We’ve seen that sometimes countries that make deals with China realize that the cost is higher than they think. But as our Secretary of State Anthony Blinken said, it is not for us to say with whom these countries will partner.
BBC News Brazil – On the one hand, Russia and China are making this move, on the other hand, there are countries in the region that are open to the arrival of these countries. If values are shared, why would they be so open to this approach?
Christopher Johnson – It would be difficult for me to talk about what motives these countries would have. But I can talk about us. Our relations with China continue. Even if there are problems in our relations, it is an important trading partner of the USA. So I think there is a calculation from other countries as well.
BBC News Brazil – Is it possible for the US to regain this leadership position in the region, for example, in a context where China is already the largest trading partner of some countries in the region?
Christopher Johnson – I think so too. The United States remains the leader, but we also have a clearer vision of leadership. As President Joe Biden said in his speech, we are open to reforming the Security Council, the permanent and non-permanent seats, especially to integrate more members from the region.
BBC News Brazil – President Biden said that this reform (UN Security Council) is in his favour, and it is a historic agenda for Brazil. Today, will Brazil, as a permanent member, have the support of the United States to become part of the UN Security Council?

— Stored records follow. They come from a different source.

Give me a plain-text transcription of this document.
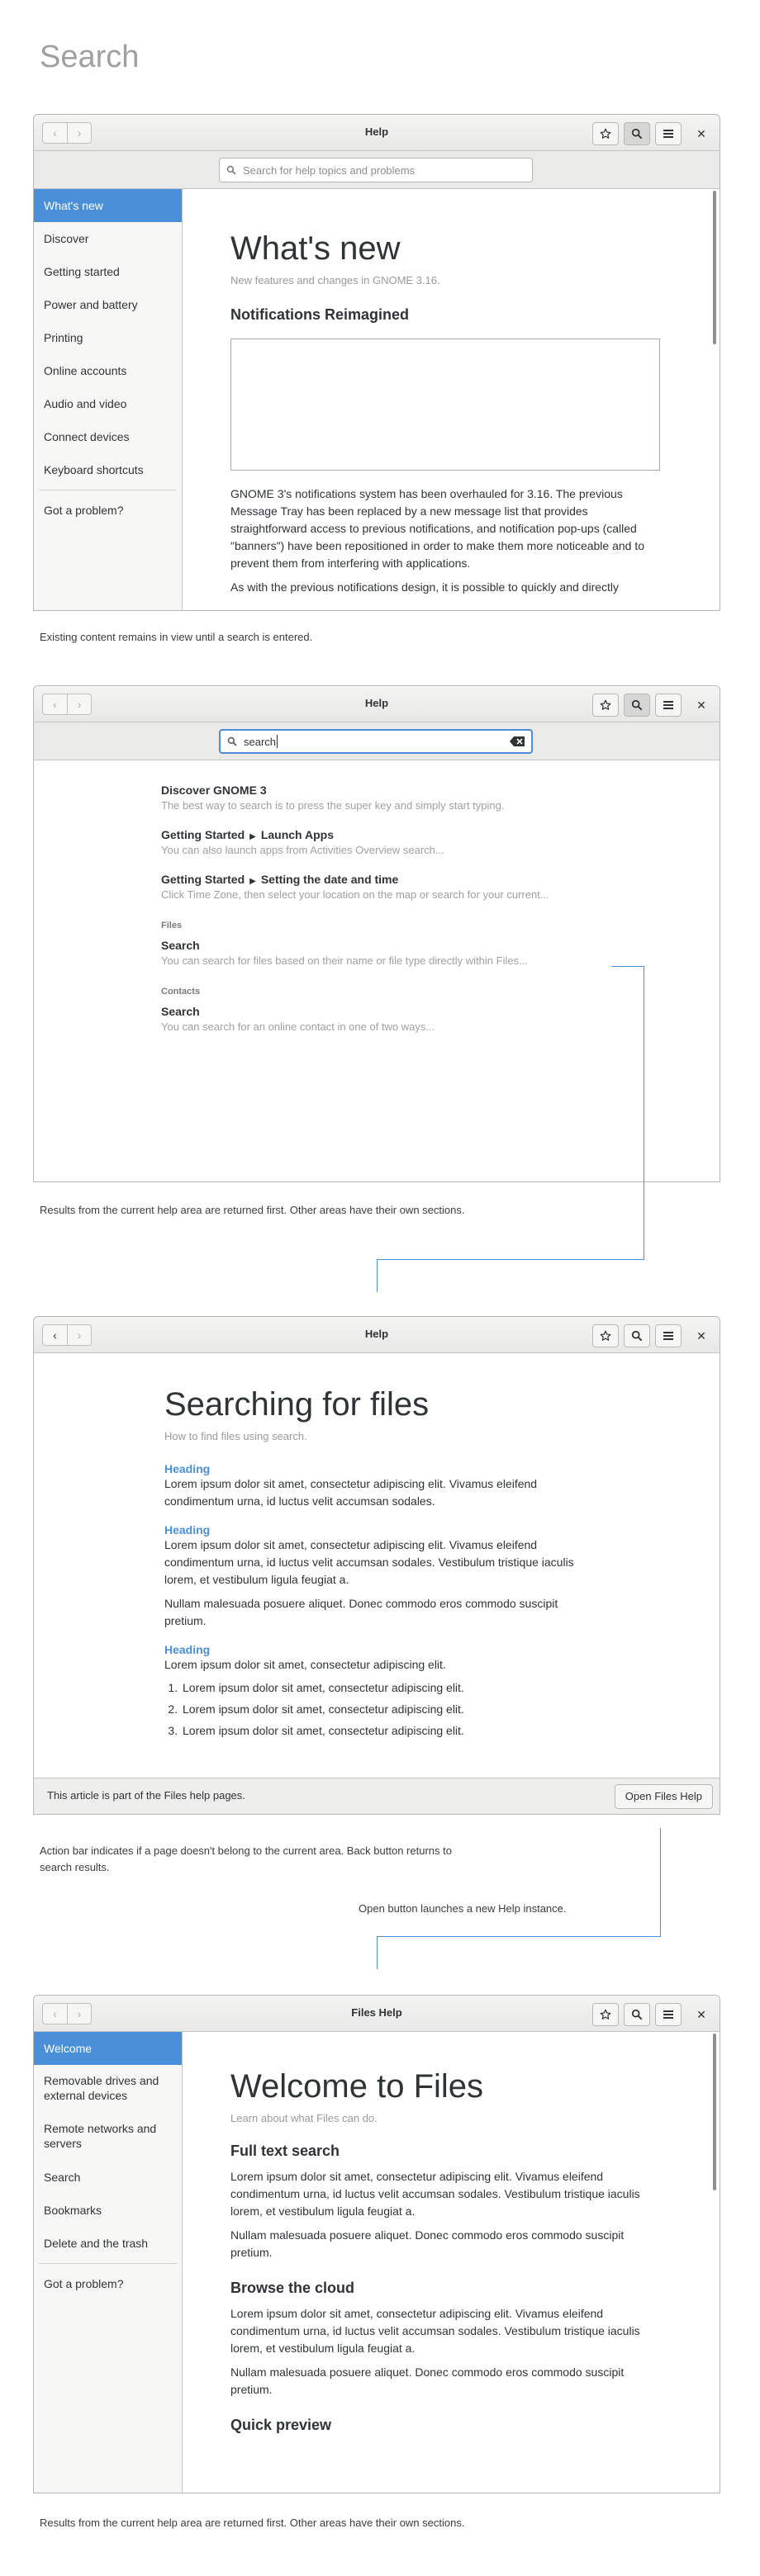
Search
‹ ›	Help	✕
Search for help topics and problems
What's new
Discover
Getting started
Power and battery
Printing
Online accounts
Audio and video
Connect devices
Keyboard shortcuts
Got a problem?
What's new
New features and changes in GNOME 3.16.
Notifications Reimagined
GNOME 3's notifications system has been overhauled for 3.16. The previous Message Tray has been replaced by a new message list that provides straightforward access to previous notifications, and notification pop-ups (called "banners") have been repositioned in order to make them more noticeable and to prevent them from interfering with applications.
As with the previous notifications design, it is possible to quickly and directly
Existing content remains in view until a search is entered.
‹ ›	Help	✕
search
Discover GNOME 3
The best way to search is to press the super key and simply start typing.
Getting Started ▶ Launch Apps
You can also launch apps from Activities Overview search...
Getting Started ▶ Setting the date and time
Click Time Zone, then select your location on the map or search for your current...
Files
Search
You can search for files based on their name or file type directly within Files...
Contacts
Search
You can search for an online contact in one of two ways...
Results from the current help area are returned first. Other areas have their own sections.
‹ ›	Help	✕
Searching for files
How to find files using search.
Heading
Lorem ipsum dolor sit amet, consectetur adipiscing elit. Vivamus eleifend condimentum urna, id luctus velit accumsan sodales.
Heading
Lorem ipsum dolor sit amet, consectetur adipiscing elit. Vivamus eleifend condimentum urna, id luctus velit accumsan sodales. Vestibulum tristique iaculis lorem, et vestibulum ligula feugiat a.
Nullam malesuada posuere aliquet. Donec commodo eros commodo suscipit pretium.
Heading
Lorem ipsum dolor sit amet, consectetur adipiscing elit.
1. Lorem ipsum dolor sit amet, consectetur adipiscing elit.
2. Lorem ipsum dolor sit amet, consectetur adipiscing elit.
3. Lorem ipsum dolor sit amet, consectetur adipiscing elit.
This article is part of the Files help pages.	Open Files Help
Action bar indicates if a page doesn't belong to the current area. Back button returns to search results.
Open button launches a new Help instance.
‹ ›	Files Help	✕
Welcome
Removable drives and external devices
Remote networks and servers
Search
Bookmarks
Delete and the trash
Got a problem?
Welcome to Files
Learn about what Files can do.
Full text search
Lorem ipsum dolor sit amet, consectetur adipiscing elit. Vivamus eleifend condimentum urna, id luctus velit accumsan sodales. Vestibulum tristique iaculis lorem, et vestibulum ligula feugiat a.
Nullam malesuada posuere aliquet. Donec commodo eros commodo suscipit pretium.
Browse the cloud
Lorem ipsum dolor sit amet, consectetur adipiscing elit. Vivamus eleifend condimentum urna, id luctus velit accumsan sodales. Vestibulum tristique iaculis lorem, et vestibulum ligula feugiat a.
Nullam malesuada posuere aliquet. Donec commodo eros commodo suscipit pretium.
Quick preview
Results from the current help area are returned first. Other areas have their own sections.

Christopher Johnson – It is clear to us that Brazil would be a good candidate. I think there will be a dialogue process to select the participating countries (as permanent members of the council), but obviously we will be open to Brazil’s candidacy.
BBC News Brasil – Will Brazil get US support to become part of the council permanently?
Christopher Johnson – To respect the diplomatic process, I do not want to specify yet which countries will become members of this council. But like I said, Brazil would be a good candidate. I think the virtues are there.
BBC News Brasil – In a little over a week there will be elections. The current Brazilian president questions the security of electronic voting machines and the electoral system. Does the US trust the Brazilian electoral system?
Christopher Johnson – Democratic institutions are important to the people of North America and the people of Brazil. We will continue to work together to strengthen these institutions and we are mindful of this selection process in Brazil.
BBC News Brazil – Do you trust the Brazilian electoral system or not?
Christopher Johnson – We trust yes.
BBC News Brazil – There is a movement for Western powers to recognize election results as soon as the Supreme Electoral Court releases the numbers. This would be a kind of contention maneuver of results. When will the US recognize the result of the Brazilian elections? Will it be right after TSE’s announcement?
Christopher Johnson – As with any election process in the world, the most important thing is the voice of the people. Therefore, we will pay attention to these results. I cannot predict what the (US government’s) stance will be because the most important thing is what the Brazilian people decide. Therefore, I cannot say what our stance will be as we do not have the details. But what we want is to respect the will of the Brazilian people and the Brazilian people.
BBC News Brazil – Former President Lula has hinted that Zelensky would be as guilty of the war in Ukraine as Putin. What kind of relationship do you expect with a final PT government regarding this Russian issue?
Christopher Johnson – Therefore, I do not find it appropriate to talk about a government and a candidate before the elections. We are currently continuing to engage in dialogue with several members of the Brazilian circle. So, of course, we continue the dialogue with President Bolsonaro, other political parties and Brazilian civil society. But I cannot speak of a government that does not exist.